Письмо

Телемах
Сегодня наши старые друзья позвали нас в гости.
Мы пили благородное вино «Монтиселло»  и перемывали политикам кости.
Хозяин дома – то ли бывший американский разведчик, то ли журналист-международник.
А жена (не первая по счету) – увядающая красавица-британка и в душе садовод-огородник.
Он отбил ее у какого-то британского же лоха-дипломата в Пекине,
Хотя тот был и сам из тех, кого не проведешь на мякине.
Но одно дело – имперские или, скажем, канцелярские интриги,
А другое – умение накликать на себя любовные по фазе сдвиги.
Так что, не только мы, моя португалка, были сотрясаемы страстями из трагедий Шекспира -
Но и они, чтобы встретить друг друга, пересекли половину цивилизованного мира.
А еще с нами была их собака – английская сеттерша Сэди, глухая от рождения.
Если ты помнишь,  она уже была персонажем другого моего стихотворения.
Я почему-то люблю эту собаку, и она, как женщина, чувствует исходящие от меня токи.
И, наверное, поэтому снисходительно мне улыбается и подставляет моим ладоням свои впалые щеки.

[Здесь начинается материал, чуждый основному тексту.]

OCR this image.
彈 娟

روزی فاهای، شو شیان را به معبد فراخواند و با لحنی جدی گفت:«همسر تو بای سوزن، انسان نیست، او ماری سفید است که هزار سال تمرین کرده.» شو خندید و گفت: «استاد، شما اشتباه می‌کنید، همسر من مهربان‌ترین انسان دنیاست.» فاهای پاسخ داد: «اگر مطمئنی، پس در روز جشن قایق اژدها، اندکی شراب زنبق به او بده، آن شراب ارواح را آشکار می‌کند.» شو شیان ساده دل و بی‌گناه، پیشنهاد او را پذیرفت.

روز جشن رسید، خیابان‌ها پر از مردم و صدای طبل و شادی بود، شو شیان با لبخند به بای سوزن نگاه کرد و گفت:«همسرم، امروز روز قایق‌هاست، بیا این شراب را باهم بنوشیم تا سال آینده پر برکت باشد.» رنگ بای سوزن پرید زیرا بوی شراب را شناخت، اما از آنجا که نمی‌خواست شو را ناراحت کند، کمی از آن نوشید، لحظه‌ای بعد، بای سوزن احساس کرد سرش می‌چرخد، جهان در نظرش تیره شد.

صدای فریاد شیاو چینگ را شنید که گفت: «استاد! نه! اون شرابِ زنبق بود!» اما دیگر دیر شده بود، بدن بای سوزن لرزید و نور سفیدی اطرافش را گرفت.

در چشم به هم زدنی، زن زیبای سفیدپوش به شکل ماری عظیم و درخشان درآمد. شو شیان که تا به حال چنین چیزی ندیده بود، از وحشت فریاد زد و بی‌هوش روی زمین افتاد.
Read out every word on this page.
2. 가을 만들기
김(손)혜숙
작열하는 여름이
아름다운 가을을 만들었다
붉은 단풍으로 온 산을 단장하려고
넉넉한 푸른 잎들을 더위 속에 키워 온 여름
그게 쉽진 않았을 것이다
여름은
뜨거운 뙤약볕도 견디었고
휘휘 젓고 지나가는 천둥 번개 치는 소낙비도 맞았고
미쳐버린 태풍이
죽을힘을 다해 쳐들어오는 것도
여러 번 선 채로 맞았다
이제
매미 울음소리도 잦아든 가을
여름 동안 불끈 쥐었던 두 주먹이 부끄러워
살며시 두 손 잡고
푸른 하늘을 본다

Да, а  ночь стала наконец прохладна – как-никак последние сутки лета.
Дождик сеял-моросил. И отходящий Ромео-август знал, что его песенка спета.
Кто был его Джульеттой? Да хотя бы эта мелодия медленной, тягучей - как твоя от моих поцелуев слюна - боссановы,
Подтачивающей  своим пульсирующим ритмом всякого рационализма основы.
Когда такая музыка разрывает гранатой... нет, алым гранатом сердце,
Человек из агностика прямо на глазах мутирует в иноверца.
Это я говорю про себя. И про тебя,  моя Venus-богиня.
Звезда,  без которой Вселенная для меня – мертвая глухая пустыня.
Как известно, у каждый пары влюбленных – своя космогония.
У нас с тобой в начале был цветок. Так и хочется написать: "бегония".
Но это все-таки была возникшая из твоей улыбки мистическая белая роза.
Всё последующее для непосвященных - тайна. Неживой материи в живую метаморфоза.
Да, конечно, я помню луч звезды сквозь щелку в задернутой шторе.
И помню твое лицо, когда сказал тебе, что счастье одних  - это для других горе.
Я помню твое искаженное счастьем лицо, когда  ты подо мной закидывала назад тонкие руки...
Разве нам теперь страшны эти глупые по своей ненужности разлуки?
Так вот, мы сидели на террасе, увитой плющом и заставленной горшками с экзотическими цветами.
Горели в серебряных подсвечниках свечи, и темноглазая Сэди смотрела на них со своего плетеного татами.
Думая о своем, я  смотрел на нее. А ты, почти никому невидимая во тьме, задумчиво и с любовью глядела на меня.
И от чувства вины за свое счастье с тобой,  а, может, просто от вина на моем лице проступили пунцовые пятна огня.
О, этот любящий треугольник – ты, я и наша будущая собака.
О, мой погибший сын и мама, умирающая от рака.
Наверное, я сейчас заплАчу, нет, я хотел сказать -  заплачУ.
Я не беру ничего даром. Я сильный. И, кроме смерти, мне всё по плечу.